The company had a very long running deal on the film side at Disney Studios Motion Pictures, since the 1990s but signed a first-look deal at Universal Pictures in 2018.

Mandeville was also behind features such as Jake Gyllenhaal’s Boston Marathon drama Stronger, Julia Roberts’ Wonder, which was based on R.J. Palacio’s best-selling YA novel, Mark Wahlberg’s David O. Russell-directed The Fighter, Jason Segel and Amy Adams’ The Muppets.

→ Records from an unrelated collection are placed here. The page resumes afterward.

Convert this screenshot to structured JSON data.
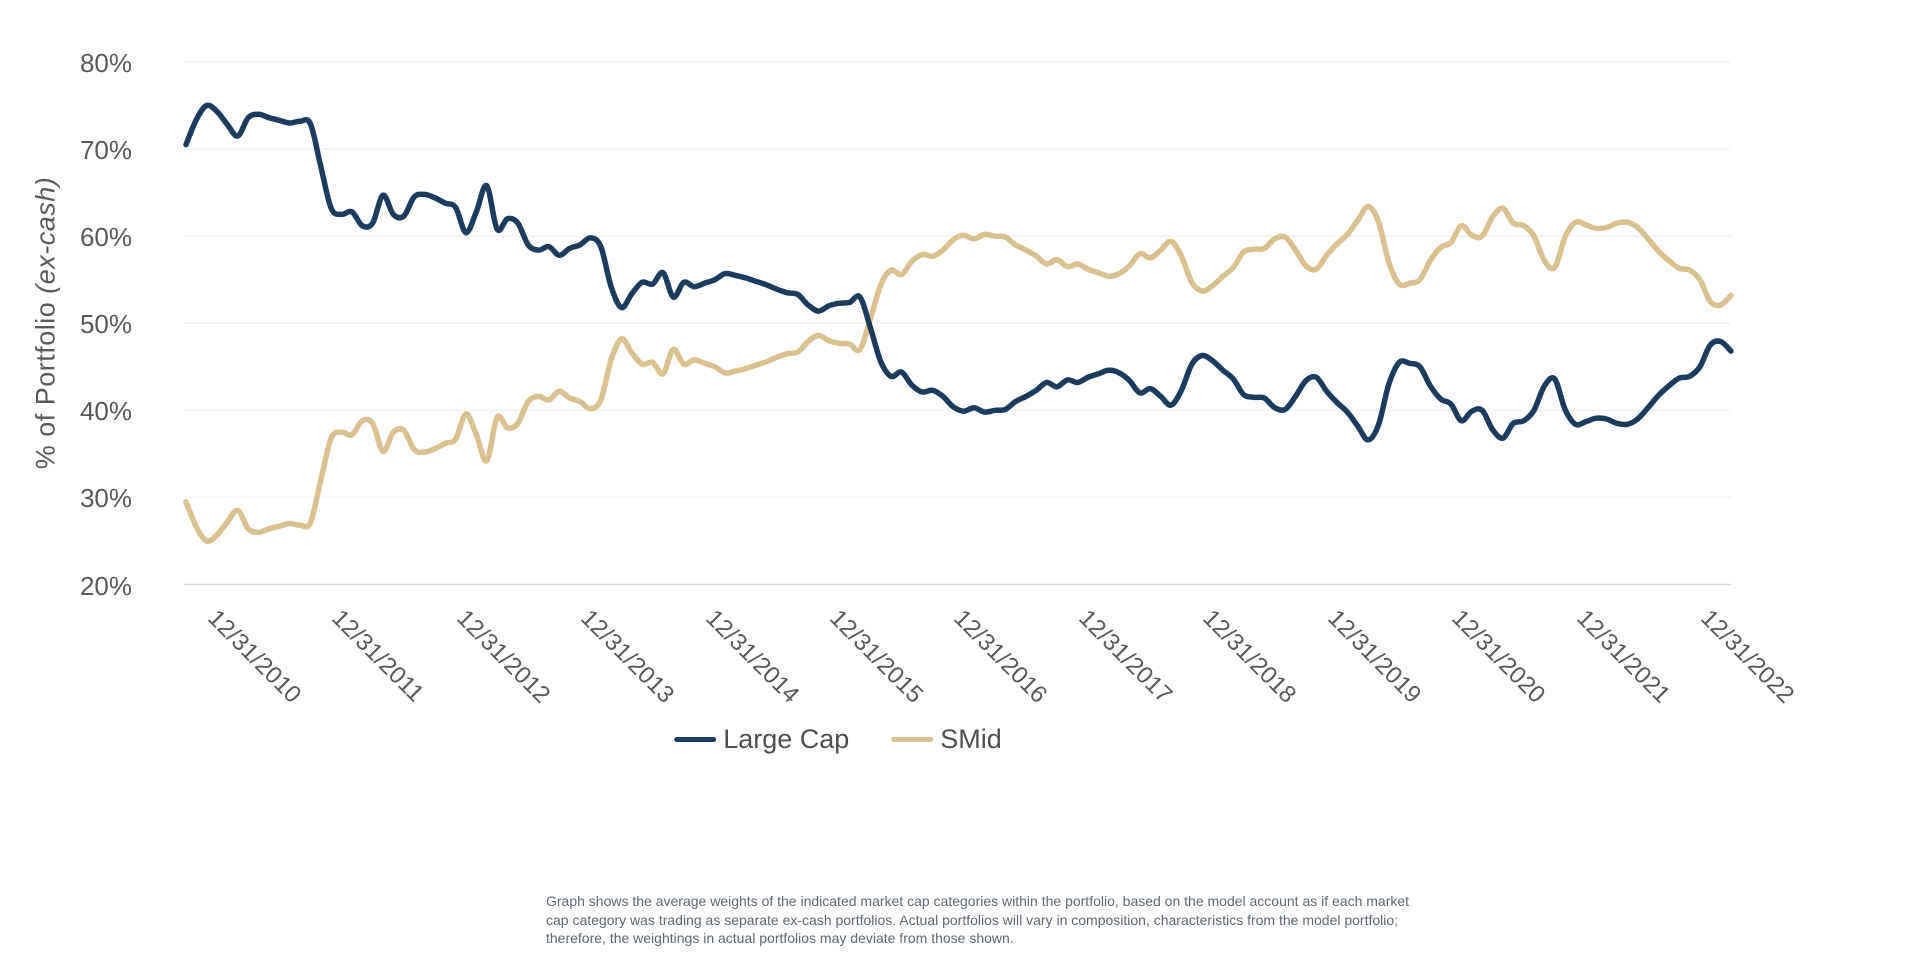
{
  "page": {
    "background": "#ffffff"
  },
  "colors": {
    "large_cap_line": "#1C3B5D",
    "smid_line": "#D9C28F",
    "gridline": "#F3F3F3",
    "axis_line": "#D9D9D9",
    "tick_label": "#595959",
    "legend_label": "#4F4F4F",
    "footnote_text": "#5E6872"
  },
  "chart_data": {
    "type": "line",
    "title": "",
    "ylabel": "% of Portfolio (ex-cash)",
    "ylabel_regular": "% of Portfolio ",
    "ylabel_italic": "(ex-cash)",
    "xlabel": "",
    "ylim": [
      20,
      80
    ],
    "y_ticks": [
      80,
      70,
      60,
      50,
      40,
      30,
      20
    ],
    "y_tick_labels": [
      "80%",
      "70%",
      "60%",
      "50%",
      "40%",
      "30%",
      "20%"
    ],
    "grid": "horizontal-only",
    "legend_position": "bottom-center",
    "x_interval": "monthly",
    "x_start_month": "2010-07",
    "x_end_month": "2022-12",
    "x_tick_labels": [
      "12/31/2010",
      "12/31/2011",
      "12/31/2012",
      "12/31/2013",
      "12/31/2014",
      "12/31/2015",
      "12/31/2016",
      "12/31/2017",
      "12/31/2018",
      "12/31/2019",
      "12/31/2020",
      "12/31/2021",
      "12/31/2022"
    ],
    "x_tick_month_indices": [
      5,
      17,
      29,
      41,
      53,
      65,
      77,
      89,
      101,
      113,
      125,
      137,
      149
    ],
    "series": [
      {
        "name": "Large Cap",
        "color": "#1C3B5D",
        "values": [
          70.5,
          73.4,
          75.0,
          74.3,
          72.8,
          71.5,
          73.6,
          74.0,
          73.6,
          73.3,
          73.0,
          73.2,
          72.9,
          68.0,
          63.2,
          62.5,
          62.8,
          61.2,
          61.5,
          64.7,
          62.5,
          62.3,
          64.5,
          64.8,
          64.4,
          63.8,
          63.3,
          60.4,
          62.8,
          65.8,
          60.8,
          62.0,
          61.5,
          59.0,
          58.4,
          58.8,
          57.8,
          58.6,
          59.0,
          59.8,
          58.8,
          54.2,
          51.8,
          53.4,
          54.7,
          54.5,
          55.8,
          53.0,
          54.7,
          54.2,
          54.6,
          55.0,
          55.7,
          55.5,
          55.2,
          54.8,
          54.4,
          53.9,
          53.5,
          53.3,
          52.1,
          51.4,
          52.0,
          52.3,
          52.4,
          53.0,
          49.5,
          45.6,
          43.9,
          44.4,
          42.9,
          42.1,
          42.3,
          41.6,
          40.4,
          39.9,
          40.3,
          39.8,
          40.0,
          40.1,
          41.0,
          41.6,
          42.3,
          43.2,
          42.7,
          43.5,
          43.2,
          43.8,
          44.2,
          44.6,
          44.3,
          43.4,
          42.0,
          42.5,
          41.6,
          40.6,
          42.3,
          45.3,
          46.3,
          45.7,
          44.6,
          43.6,
          41.8,
          41.5,
          41.4,
          40.3,
          40.1,
          41.6,
          43.4,
          43.8,
          42.2,
          40.9,
          39.8,
          38.2,
          36.6,
          38.3,
          43.0,
          45.5,
          45.4,
          45.0,
          42.8,
          41.3,
          40.7,
          38.8,
          39.9,
          40.0,
          37.8,
          36.8,
          38.5,
          38.8,
          40.0,
          42.8,
          43.6,
          40.1,
          38.4,
          38.7,
          39.1,
          39.0,
          38.5,
          38.4,
          39.0,
          40.3,
          41.7,
          42.8,
          43.7,
          43.9,
          45.0,
          47.5,
          47.9,
          46.8
        ]
      },
      {
        "name": "SMid",
        "color": "#D9C28F",
        "values": [
          29.5,
          26.6,
          25.0,
          25.7,
          27.2,
          28.5,
          26.4,
          26.0,
          26.4,
          26.7,
          27.0,
          26.8,
          27.1,
          32.0,
          36.8,
          37.5,
          37.2,
          38.8,
          38.5,
          35.3,
          37.5,
          37.7,
          35.5,
          35.2,
          35.6,
          36.2,
          36.7,
          39.6,
          37.2,
          34.2,
          39.2,
          38.0,
          38.5,
          41.0,
          41.6,
          41.2,
          42.2,
          41.4,
          41.0,
          40.2,
          41.2,
          45.8,
          48.2,
          46.6,
          45.3,
          45.5,
          44.2,
          47.0,
          45.3,
          45.8,
          45.4,
          45.0,
          44.3,
          44.5,
          44.8,
          45.2,
          45.6,
          46.1,
          46.5,
          46.7,
          47.9,
          48.6,
          48.0,
          47.7,
          47.6,
          47.0,
          50.5,
          54.4,
          56.1,
          55.6,
          57.1,
          57.9,
          57.7,
          58.4,
          59.6,
          60.1,
          59.7,
          60.2,
          60.0,
          59.9,
          59.0,
          58.4,
          57.7,
          56.8,
          57.3,
          56.5,
          56.8,
          56.2,
          55.8,
          55.4,
          55.7,
          56.6,
          58.0,
          57.5,
          58.4,
          59.4,
          57.7,
          54.7,
          53.7,
          54.3,
          55.4,
          56.4,
          58.2,
          58.5,
          58.6,
          59.7,
          59.9,
          58.4,
          56.6,
          56.2,
          57.8,
          59.1,
          60.2,
          61.8,
          63.4,
          61.7,
          57.0,
          54.5,
          54.6,
          55.0,
          57.2,
          58.7,
          59.3,
          61.2,
          60.1,
          60.0,
          62.2,
          63.2,
          61.5,
          61.2,
          60.0,
          57.2,
          56.4,
          59.9,
          61.6,
          61.3,
          60.9,
          61.0,
          61.5,
          61.6,
          61.0,
          59.7,
          58.3,
          57.2,
          56.3,
          56.1,
          55.0,
          52.5,
          52.1,
          53.2
        ]
      }
    ]
  },
  "legend": {
    "items": [
      {
        "label": "Large Cap",
        "color": "#1C3B5D"
      },
      {
        "label": "SMid",
        "color": "#D9C28F"
      }
    ]
  },
  "footnote": {
    "lines": [
      "Graph shows the average weights of the indicated market cap categories within the portfolio, based on the model account as if each market",
      "cap category was trading as separate ex-cash portfolios. Actual portfolios will vary in composition, characteristics from the model portfolio;",
      "therefore, the weightings in actual portfolios may deviate from those shown."
    ]
  }
}
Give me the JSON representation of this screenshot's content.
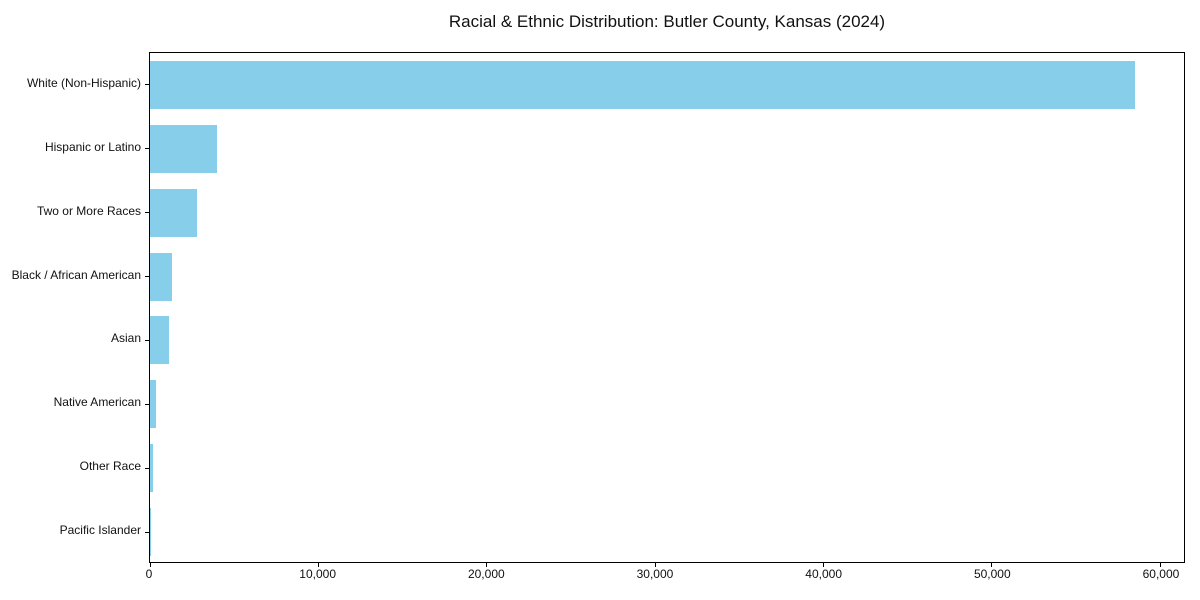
{
  "title": "Racial & Ethnic Distribution: Butler County, Kansas (2024)",
  "chart_data": {
    "type": "bar",
    "orientation": "horizontal",
    "title": "Racial & Ethnic Distribution: Butler County, Kansas (2024)",
    "xlabel": "",
    "ylabel": "",
    "categories": [
      "White (Non-Hispanic)",
      "Hispanic or Latino",
      "Two or More Races",
      "Black / African American",
      "Asian",
      "Native American",
      "Other Race",
      "Pacific Islander"
    ],
    "values": [
      58500,
      4000,
      2800,
      1300,
      1150,
      350,
      200,
      40
    ],
    "xlim": [
      0,
      61425
    ],
    "xticks": [
      0,
      10000,
      20000,
      30000,
      40000,
      50000,
      60000
    ],
    "xtick_labels": [
      "0",
      "10,000",
      "20,000",
      "30,000",
      "40,000",
      "50,000",
      "60,000"
    ],
    "bar_color": "#87CEEB",
    "background_color": "#ffffff",
    "spine_color": "#000000",
    "grid": false,
    "legend": false
  }
}
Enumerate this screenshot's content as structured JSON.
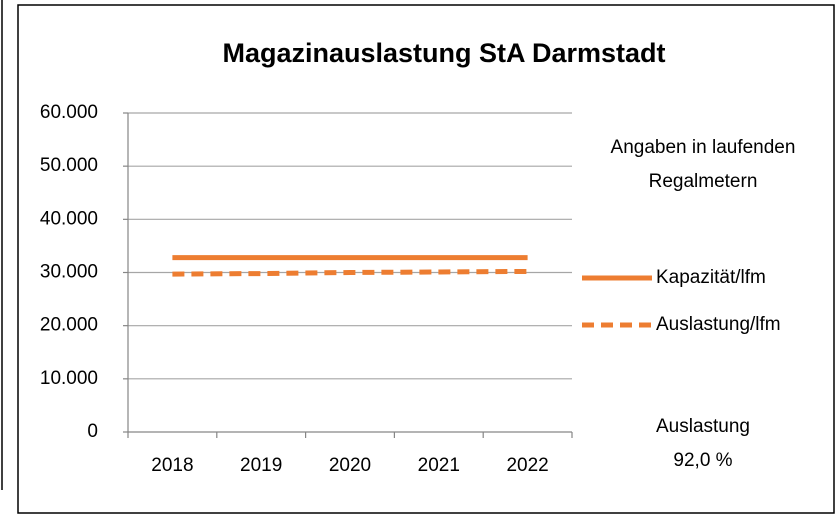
{
  "chart_data": {
    "type": "line",
    "title": "Magazinauslastung StA Darmstadt",
    "categories": [
      "2018",
      "2019",
      "2020",
      "2021",
      "2022"
    ],
    "series": [
      {
        "name": "Kapazität/lfm",
        "color": "#ed7d31",
        "dash": false,
        "values": [
          32800,
          32800,
          32800,
          32800,
          32800
        ]
      },
      {
        "name": "Auslastung/lfm",
        "color": "#ed7d31",
        "dash": true,
        "values": [
          29700,
          29800,
          30000,
          30100,
          30200
        ]
      }
    ],
    "ylim": [
      0,
      60000
    ],
    "yticks": [
      0,
      {
        "value": 10000,
        "label": "10.000"
      },
      {
        "value": 20000,
        "label": "20.000"
      },
      {
        "value": 30000,
        "label": "30.000"
      },
      {
        "value": 40000,
        "label": "40.000"
      },
      {
        "value": 50000,
        "label": "50.000"
      },
      {
        "value": 60000,
        "label": "60.000"
      }
    ],
    "grid": true,
    "legend": "right",
    "annotations": [
      {
        "lines": [
          "Angaben in laufenden",
          "Regalmetern"
        ]
      },
      {
        "lines": [
          "Auslastung",
          "92,0 %"
        ]
      }
    ]
  }
}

It currently has a number of films on the cards including Rescue Rangers with Andy Samberg and John Mulaney, White Bird: A Wonder Story with Helen Mirren and Gillian Anderson, which is set for September 2022 release, and Shotgun Wedding starring Jennifer Lopez for July 2022.

On the TV side, in addition to producing eight seasons of Tony Shalhoub-fronted Monk, it also produced a slew of series for ABC including Detroit 1-8-7, Wicked City, The Family and The Fix as well as Netflix’s Hit & Run, the action thriller from Fauda’s Lior Raz that ran for one season on the streamer.

The Hoberman/Lieberman split comes after Laurie Zaks, who was head of television at the company for seven years, left to set up her own ABC Signature-based shop Rosewood Television.